Efectivamente Greg si existen mas de 3 registros por empleado la formula que propuse va a fallar. Sin embargo la propuse de esa forma basándome en la premisa de Magoba.



magoba said:


> Tengo reportes mensuales los cuales constan de 11 columnas y un numero variables de filas de 100 a 2500, la columna A es el numero de empleado la B el nombre y las columnas E y F las aportaciones o retiros mensuales que *pueden ser maximo 3 al mes*.


 
Ahora si existe la posibilidad de que existan mas de tres registros me inclinaría por esta opción y evitar la volatilidad de OFFSET. 


=SI(A2<>A3,SUMA(INDICE($E$2:E2,COINCIDIR(A2,$A$2:A2,0)):E2),"")

Saludos


----------



## Greg Truby (Jul 16, 2011)

Sí, Sailepaty, de hecho no fue hasta el último post de Magoba donde nos recordó de eso que noté que él nos había dicho eso en su primer post.

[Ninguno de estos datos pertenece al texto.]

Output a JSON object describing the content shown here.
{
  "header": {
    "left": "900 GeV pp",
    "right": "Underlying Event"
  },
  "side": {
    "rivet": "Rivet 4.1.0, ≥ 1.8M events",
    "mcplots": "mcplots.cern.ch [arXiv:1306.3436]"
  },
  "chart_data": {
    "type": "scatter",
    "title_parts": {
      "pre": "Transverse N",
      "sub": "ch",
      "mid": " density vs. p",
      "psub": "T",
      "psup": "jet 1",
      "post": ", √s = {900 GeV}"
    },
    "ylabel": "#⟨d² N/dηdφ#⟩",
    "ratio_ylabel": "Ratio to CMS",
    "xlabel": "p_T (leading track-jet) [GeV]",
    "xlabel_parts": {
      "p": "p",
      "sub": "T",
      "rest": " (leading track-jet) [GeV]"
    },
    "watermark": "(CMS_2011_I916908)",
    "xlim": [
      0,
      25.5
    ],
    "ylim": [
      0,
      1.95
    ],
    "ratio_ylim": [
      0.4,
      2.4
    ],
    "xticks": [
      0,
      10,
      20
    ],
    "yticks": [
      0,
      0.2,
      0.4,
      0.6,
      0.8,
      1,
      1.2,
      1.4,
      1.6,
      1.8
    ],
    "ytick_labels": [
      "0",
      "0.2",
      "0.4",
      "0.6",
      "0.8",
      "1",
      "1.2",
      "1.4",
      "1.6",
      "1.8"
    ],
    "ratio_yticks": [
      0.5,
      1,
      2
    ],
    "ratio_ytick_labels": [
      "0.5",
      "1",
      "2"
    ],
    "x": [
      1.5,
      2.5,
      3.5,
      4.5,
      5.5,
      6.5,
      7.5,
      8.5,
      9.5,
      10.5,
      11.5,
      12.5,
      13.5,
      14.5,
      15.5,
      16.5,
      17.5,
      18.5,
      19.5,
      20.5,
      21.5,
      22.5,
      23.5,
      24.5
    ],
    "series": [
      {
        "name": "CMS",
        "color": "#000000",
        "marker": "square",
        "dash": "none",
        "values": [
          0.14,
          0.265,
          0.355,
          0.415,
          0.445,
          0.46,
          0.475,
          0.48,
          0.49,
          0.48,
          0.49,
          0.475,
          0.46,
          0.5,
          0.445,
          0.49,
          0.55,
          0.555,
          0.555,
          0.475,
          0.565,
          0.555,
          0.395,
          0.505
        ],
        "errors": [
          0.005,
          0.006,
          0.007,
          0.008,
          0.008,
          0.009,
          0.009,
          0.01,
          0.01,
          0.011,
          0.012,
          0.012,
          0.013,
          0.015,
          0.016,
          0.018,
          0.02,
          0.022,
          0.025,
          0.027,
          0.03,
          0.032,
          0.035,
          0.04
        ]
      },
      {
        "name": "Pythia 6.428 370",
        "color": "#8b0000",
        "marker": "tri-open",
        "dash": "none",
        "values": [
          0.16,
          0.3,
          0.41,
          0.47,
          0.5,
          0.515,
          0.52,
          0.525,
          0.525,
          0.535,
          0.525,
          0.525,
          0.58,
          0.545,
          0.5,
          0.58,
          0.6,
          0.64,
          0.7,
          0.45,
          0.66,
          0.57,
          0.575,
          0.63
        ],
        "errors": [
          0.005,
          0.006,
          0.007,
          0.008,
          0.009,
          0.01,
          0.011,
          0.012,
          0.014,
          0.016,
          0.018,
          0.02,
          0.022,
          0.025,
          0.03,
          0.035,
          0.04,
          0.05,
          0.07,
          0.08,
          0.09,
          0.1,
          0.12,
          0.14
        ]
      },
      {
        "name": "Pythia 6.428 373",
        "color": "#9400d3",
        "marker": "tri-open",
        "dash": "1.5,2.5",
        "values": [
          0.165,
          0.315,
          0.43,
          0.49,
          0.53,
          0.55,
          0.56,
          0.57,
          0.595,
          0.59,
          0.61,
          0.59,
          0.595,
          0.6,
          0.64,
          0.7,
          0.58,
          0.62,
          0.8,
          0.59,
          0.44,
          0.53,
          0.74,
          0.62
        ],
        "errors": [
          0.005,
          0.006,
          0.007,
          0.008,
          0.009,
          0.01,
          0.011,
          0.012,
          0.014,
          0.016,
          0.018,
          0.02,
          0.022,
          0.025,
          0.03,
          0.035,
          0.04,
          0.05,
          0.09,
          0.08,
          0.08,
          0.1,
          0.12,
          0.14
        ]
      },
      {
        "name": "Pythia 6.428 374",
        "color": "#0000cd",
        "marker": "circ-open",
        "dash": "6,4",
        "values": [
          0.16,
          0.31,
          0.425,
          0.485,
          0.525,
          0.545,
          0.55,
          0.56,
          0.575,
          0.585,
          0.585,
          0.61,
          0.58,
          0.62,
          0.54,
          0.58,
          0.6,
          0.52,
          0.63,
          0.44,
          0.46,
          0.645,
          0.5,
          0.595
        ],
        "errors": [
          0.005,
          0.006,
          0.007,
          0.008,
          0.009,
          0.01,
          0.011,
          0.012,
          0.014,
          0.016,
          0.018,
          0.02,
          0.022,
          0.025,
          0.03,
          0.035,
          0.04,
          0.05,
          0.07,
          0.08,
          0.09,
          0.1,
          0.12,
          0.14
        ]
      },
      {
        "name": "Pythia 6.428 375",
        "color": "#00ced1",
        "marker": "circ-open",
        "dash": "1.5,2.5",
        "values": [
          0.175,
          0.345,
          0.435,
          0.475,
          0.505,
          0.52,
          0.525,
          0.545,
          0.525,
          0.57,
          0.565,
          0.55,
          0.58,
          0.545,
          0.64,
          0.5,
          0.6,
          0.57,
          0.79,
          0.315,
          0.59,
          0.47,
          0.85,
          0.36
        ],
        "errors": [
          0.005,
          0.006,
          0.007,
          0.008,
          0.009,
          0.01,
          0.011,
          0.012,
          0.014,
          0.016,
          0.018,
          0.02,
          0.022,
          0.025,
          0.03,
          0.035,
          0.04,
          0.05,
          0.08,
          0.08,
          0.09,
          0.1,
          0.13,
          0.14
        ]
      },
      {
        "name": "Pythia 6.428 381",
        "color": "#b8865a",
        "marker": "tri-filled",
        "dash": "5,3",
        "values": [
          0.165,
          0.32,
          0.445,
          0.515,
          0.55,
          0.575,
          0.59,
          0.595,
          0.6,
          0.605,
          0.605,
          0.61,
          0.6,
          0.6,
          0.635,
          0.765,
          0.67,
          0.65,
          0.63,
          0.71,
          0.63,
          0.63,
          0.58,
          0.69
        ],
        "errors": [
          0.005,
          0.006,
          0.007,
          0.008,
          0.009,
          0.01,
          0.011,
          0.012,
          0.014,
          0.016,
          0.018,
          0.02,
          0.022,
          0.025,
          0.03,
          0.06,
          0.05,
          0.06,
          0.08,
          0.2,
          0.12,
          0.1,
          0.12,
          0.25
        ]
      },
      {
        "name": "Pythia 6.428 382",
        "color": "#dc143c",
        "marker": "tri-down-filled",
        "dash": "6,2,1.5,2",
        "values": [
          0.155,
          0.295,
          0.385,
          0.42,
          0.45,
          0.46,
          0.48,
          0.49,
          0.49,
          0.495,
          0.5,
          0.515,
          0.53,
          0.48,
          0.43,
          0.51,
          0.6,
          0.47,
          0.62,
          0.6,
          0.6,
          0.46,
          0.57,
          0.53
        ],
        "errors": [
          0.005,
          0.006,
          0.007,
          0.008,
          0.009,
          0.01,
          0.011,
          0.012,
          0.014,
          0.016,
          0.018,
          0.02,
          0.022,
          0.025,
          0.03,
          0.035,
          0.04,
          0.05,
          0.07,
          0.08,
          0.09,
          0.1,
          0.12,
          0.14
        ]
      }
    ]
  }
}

Ya cuando eso, me di cuenta que seguro que usted la hizo asi a propósito. Y también gracias por recordarme que Offset() también es volátil. Siempre me recuerde sobre Indirect(), but siempre se me olvida de Offset().


----------



## magoba (Jul 16, 2011)

Gracias Sailepaty,  usarè tu ultima fórmula pues uno nunca sabe si se puedan nesecitar mas retiros, el límite que tenemos ahora es máximo tres pero pues
podría cambiar en un futuro y pues ya estaré preparado.

   Les agradesco a todos esta camaraderia y deseo de ayudar.

    Un abrazo a todos,  gracias


----------